Analysis of DEK-CAN fusion gene expression in acute myeloid leukemia patients with 6; 9 chromosome translocation.
- Author:
Ya-Lun WANG
1
;
Tong WANG
;
Feng XU
;
Yan GANG
;
Jie WANG
Author Information
1. Department of Biochemistry and Molecular Biology, Shenyang Medical College, Shenyang 110034, China.

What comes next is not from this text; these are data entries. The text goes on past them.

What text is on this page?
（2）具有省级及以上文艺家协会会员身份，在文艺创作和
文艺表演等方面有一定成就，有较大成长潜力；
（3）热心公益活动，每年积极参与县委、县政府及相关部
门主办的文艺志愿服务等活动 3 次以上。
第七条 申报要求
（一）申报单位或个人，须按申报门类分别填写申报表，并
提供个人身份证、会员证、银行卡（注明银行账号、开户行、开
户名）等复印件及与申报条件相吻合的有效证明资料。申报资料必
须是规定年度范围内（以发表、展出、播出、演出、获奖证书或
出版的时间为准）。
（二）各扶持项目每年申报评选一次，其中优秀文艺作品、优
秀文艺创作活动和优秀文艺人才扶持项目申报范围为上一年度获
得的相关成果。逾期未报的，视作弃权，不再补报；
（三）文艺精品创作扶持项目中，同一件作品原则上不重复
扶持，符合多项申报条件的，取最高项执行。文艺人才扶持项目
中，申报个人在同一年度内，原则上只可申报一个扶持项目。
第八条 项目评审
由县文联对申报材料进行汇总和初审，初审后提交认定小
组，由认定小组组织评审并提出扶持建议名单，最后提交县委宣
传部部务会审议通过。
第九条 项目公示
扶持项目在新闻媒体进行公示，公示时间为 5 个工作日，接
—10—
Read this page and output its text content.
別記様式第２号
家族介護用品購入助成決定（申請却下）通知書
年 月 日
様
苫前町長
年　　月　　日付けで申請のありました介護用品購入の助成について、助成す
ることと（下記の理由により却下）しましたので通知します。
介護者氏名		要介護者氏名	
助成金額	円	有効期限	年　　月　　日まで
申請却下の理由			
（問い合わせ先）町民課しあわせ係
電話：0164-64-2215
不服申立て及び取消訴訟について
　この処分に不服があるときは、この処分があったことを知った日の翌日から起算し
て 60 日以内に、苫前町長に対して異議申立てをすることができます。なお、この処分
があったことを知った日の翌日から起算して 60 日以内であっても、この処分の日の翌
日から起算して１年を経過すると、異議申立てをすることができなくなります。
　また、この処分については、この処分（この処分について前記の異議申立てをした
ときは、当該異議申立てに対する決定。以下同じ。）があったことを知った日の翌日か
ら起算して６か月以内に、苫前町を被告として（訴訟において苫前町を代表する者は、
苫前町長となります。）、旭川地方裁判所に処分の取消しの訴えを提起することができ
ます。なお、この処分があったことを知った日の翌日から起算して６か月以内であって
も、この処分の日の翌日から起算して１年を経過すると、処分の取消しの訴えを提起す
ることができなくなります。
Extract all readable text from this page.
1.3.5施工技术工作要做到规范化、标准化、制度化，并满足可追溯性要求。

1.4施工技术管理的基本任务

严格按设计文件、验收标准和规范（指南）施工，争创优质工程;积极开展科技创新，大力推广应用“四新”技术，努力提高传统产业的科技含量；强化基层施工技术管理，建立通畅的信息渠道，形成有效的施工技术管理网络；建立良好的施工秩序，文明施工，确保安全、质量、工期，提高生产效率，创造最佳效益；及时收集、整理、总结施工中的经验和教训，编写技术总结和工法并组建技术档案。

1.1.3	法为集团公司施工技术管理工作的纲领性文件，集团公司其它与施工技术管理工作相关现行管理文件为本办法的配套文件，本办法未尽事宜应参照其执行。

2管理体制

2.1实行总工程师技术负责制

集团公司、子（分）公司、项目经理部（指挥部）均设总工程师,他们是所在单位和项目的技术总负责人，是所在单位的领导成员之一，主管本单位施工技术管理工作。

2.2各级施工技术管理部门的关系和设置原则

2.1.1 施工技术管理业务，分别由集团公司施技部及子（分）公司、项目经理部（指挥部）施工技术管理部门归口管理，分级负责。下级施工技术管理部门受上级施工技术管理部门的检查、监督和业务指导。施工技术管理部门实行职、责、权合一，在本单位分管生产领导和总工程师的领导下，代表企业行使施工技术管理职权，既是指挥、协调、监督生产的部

- Publication Type:Journal Article
- MeSH:
Acute Disease;
Adolescent;
Adult;
Child;
Chromosomes, Human, Pair 6;
Chromosomes, Human, Pair 9;
Female;
Humans;
Leukemia, Myeloid;
genetics;
Male;
Oncogene Proteins, Fusion;
biosynthesis;
genetics;
Translocation, Genetic;
genetics
- From:
Journal of Experimental Hematology
2006;14(2):232-236
- CountryChina
- Language:Chinese
-
Abstract:
This study was aimed to explore the relationship of 6; 9 chromosome translocation with DEK-CAN fusion gene expression in patients with acute myeloid leukemia (AML) and its clinical significance. Chromosome specimens were prepared by routine method after short-term culture of bone marrow cells; karyotype analysis was performed by R banding technique; the expression of fusion gene DEK-CAN was analyzed by RT-nested-PCR in mononuclear cells of bone marrow or peripheral blood of 4 AML patients, for 3 patients received allo-BMT out of 4 patients the dynamic follow-up was performed. The results indicated that t (6; 9) (p23; q34) was confirmed by chromosome karyotype analysis in the four AML patients. The DEK-CAN fusion gene was found during in all four de novo, relapsed and CR patients (100%). And the expression of DEK-CAN fusion gene enhanced apparently in de novo and relapsed patients, and weakened in CR patient. DEK-CAN mRNA was found in the three patients during 1-24 months after allo-BMT. Clinical data showed 2 patients relapsed and died after CR for 1-24 months; the other two patients received allo-BMT got CR and still survive. It is concluded that DEK-CAN fusion gene is the molecular basis in pathogenesis of AML. The detection of DEK-CAN fusion gene is significant for diagnosis of AML, evaluation of curative effect, and predication of prognosis.